【JavaScript ECMAScript】Array::Array.prototype.findインスタンスメソッドの使い方
Array.prototype.find()インスタンスメソッドの使い方について、初心者にもわかりやすく解説します。
基本的な使い方
Array.prototype.find()メソッドは、JavaScriptのArrayオブジェクトのインスタンスが持つメソッドで、配列の中から指定されたテスト関数(コールバック関数)によって提供された条件を満たす最初の要素の値を返すことを実行するメソッドです。
このメソッドは、配列の各要素に対して一度ずつコールバック関数を実行します。コールバック関数は、現在の要素の値、その要素のインデックス、そしてfind()が呼び出された元の配列自身を引数として受け取ります。
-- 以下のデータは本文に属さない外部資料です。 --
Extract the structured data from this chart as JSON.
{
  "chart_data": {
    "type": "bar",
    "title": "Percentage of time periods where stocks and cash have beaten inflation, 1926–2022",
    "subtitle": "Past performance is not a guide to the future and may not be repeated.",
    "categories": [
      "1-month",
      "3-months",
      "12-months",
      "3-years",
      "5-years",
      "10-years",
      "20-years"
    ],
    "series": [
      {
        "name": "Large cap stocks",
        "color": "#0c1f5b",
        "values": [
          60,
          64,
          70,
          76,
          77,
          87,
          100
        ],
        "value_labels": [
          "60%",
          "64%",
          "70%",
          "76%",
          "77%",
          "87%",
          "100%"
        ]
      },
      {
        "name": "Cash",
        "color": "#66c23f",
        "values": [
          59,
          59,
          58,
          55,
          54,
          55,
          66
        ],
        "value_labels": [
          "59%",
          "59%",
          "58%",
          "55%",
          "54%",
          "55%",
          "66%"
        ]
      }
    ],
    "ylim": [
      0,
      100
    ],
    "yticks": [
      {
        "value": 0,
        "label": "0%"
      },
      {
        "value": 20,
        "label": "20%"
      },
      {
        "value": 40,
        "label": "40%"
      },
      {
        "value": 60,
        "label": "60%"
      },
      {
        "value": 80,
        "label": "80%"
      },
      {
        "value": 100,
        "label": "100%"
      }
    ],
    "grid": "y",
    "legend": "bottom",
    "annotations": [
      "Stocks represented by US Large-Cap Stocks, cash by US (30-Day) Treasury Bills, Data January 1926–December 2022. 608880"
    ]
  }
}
このコールバック関数は、要素が指定された条件を満たすかどうかを評価し、真偽値を返す必要があります。
find()メソッドは、コールバック関数がtrueを返した最初の要素を見つけると、その要素の値を直ちに返します。その後、残りの配列要素に対してはコールバック関数を実行しません。もし配列のすべての要素を検索しても、どの要素も指定された条件を満たさなかった場合、このメソッドはundefinedを返します。
このメソッドの重要な特徴として、呼び出し元の配列自体は変更されないという点が挙げられます。元の配列のデータはそのまま保持され、find()メソッドは検索結果のみを返します。ECMAScript 2015(ES6)で導入されて以来、配列内の特定の要素を効率的かつ安全に検索するための標準的な方法として、様々なプログラミングシナリオで広く利用されています。これにより、配列操作の可読性と保守性が向上します。
構文(syntax)
1const array = [1, 2, 3, 4, 5]; 2const foundElement = array.find(element => element > 3);
引数(parameters)
callbackFn, thisArg
- callbackFn: Array の各要素に対して実行されるコールバック関数。true を返した最初の要素を返します。
- thisArg: callbackFn が実行される際に、
thisとして使用される値。
戻り値(return)
undefined または 要素
指定された条件に一致する要素が見つかった場合は、その要素を返します。条件に一致する要素が一つも見つからなかった場合は、undefined を返します。